Hura, još živimo
The novel follows the life of Jakob Formann from 1946 to 1976: from a poor returnee from the war, through business ups and downs, love, marriages and scandals, to becoming one of the richest and most famous people in Germany.
Hurrah, we still live (1978) is one of the most popular novels by Johann Maria Simmel (1924–2009), an Austrian bestselling author known for his mixture of suspense, erotica, social satire and pacifism. This is a great family and social saga that follows three decades of post-war Germany through the life of the protagonist Jakob Formann.
Jakob returns from the war in 1946 poor, hungry and broken, but full of vitality and cynicism. He starts from scratch: he works illegally, engages in smuggling, enters into construction, advertising and media businesses. Thanks to cunning, charm and ruthlessness, he becomes a magnate - the owner of large companies, newspapers, TV companies. The novel depicts the German "economic miracle" (Wirtschaftswunder): a rapid rise from the ashes, but also moral compromises, corruption, suppression of the Nazi past and consumer hedonism.
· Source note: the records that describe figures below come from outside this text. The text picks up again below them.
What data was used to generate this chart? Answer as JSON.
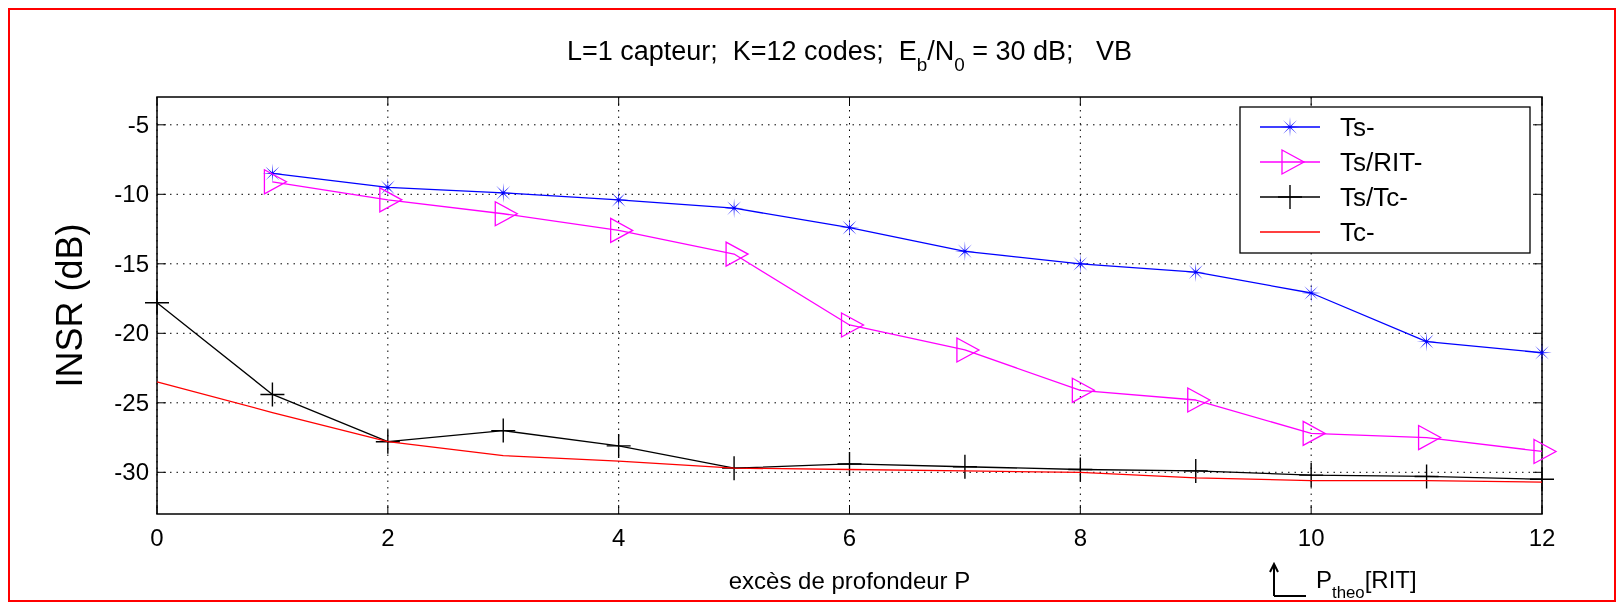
{
  "chart_data": {
    "type": "line",
    "title": "L=1 capteur;  K=12 codes;  E$_{b}$/N$_{0}$ = 30 dB;   VB",
    "xlabel": "excès de profondeur  P",
    "ylabel": "INSR (dB)",
    "x": [
      0,
      1,
      2,
      3,
      4,
      5,
      6,
      7,
      8,
      9,
      10,
      11,
      12
    ],
    "series": [
      {
        "name": "Ts-",
        "color": "#0000ff",
        "marker": "star",
        "values": [
          null,
          -8.5,
          -9.5,
          -9.9,
          -10.4,
          -11,
          -12.4,
          -14.1,
          -15,
          -15.6,
          -17.1,
          -20.6,
          -21.4
        ]
      },
      {
        "name": "Ts/RIT-",
        "color": "#ff00ff",
        "marker": "triangle",
        "values": [
          null,
          -9.1,
          -10.4,
          -11.4,
          -12.6,
          -14.3,
          -19.4,
          -21.2,
          -24.1,
          -24.8,
          -27.2,
          -27.5,
          -28.5
        ]
      },
      {
        "name": "Ts/Tc-",
        "color": "#000000",
        "marker": "cross",
        "values": [
          -17.8,
          -24.4,
          -27.8,
          -27,
          -28.1,
          -29.7,
          -29.4,
          -29.6,
          -29.8,
          -29.9,
          -30.2,
          -30.3,
          -30.5
        ]
      },
      {
        "name": "Tc-",
        "color": "#ff0000",
        "marker": "none",
        "values": [
          -23.5,
          -25.7,
          -27.8,
          -28.8,
          -29.2,
          -29.7,
          -29.8,
          -29.9,
          -30,
          -30.4,
          -30.6,
          -30.6,
          -30.7
        ]
      }
    ],
    "xlim": [
      0,
      12
    ],
    "xticks": [
      0,
      2,
      4,
      6,
      8,
      10,
      12
    ],
    "ylim": [
      -33,
      -3
    ],
    "yticks": [
      -5,
      -10,
      -15,
      -20,
      -25,
      -30
    ],
    "grid": true,
    "legend": "top right",
    "line_style": "solid",
    "annotations": [
      "P$_{theo}$[RIT]"
    ]
  }
}
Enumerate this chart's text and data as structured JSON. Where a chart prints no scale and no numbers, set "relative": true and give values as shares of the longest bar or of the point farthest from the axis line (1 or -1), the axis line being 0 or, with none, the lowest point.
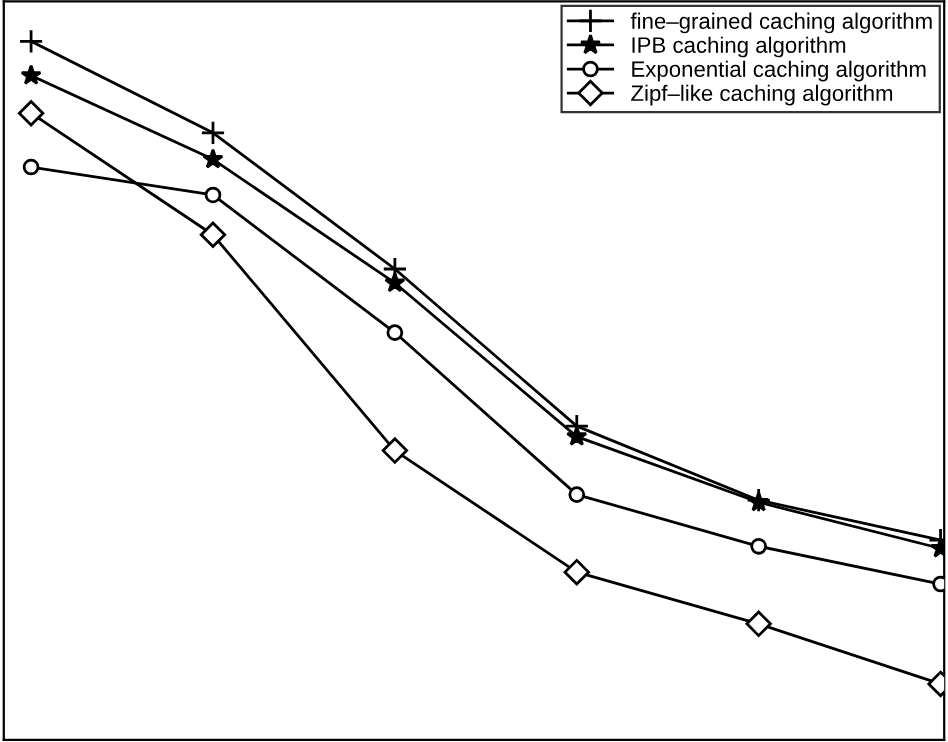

Jakob's private life is turbulent: multiple marriages, mistresses, children, scandals. He is charismatic, restless, obsessed with sex and power, but also deeply unhappy - he carries the trauma of war, a guilty conscience and a sense of emptiness despite his wealth. Simmel uses Jakob's memories, dialogues and introspections to present a wider context: the reconstruction, the student riots of 1968, the Baader-Meinhof terrorism, changes in social morality.
The style is typical of Simmel: short chapters, a dynamic rhythm, lots of dialogue, eroticism and humor (often black). The novel is optimistic in its title ("Hurray, we still live!"), but critical of a society that has forgotten the lessons of war and lives in the illusion of prosperity.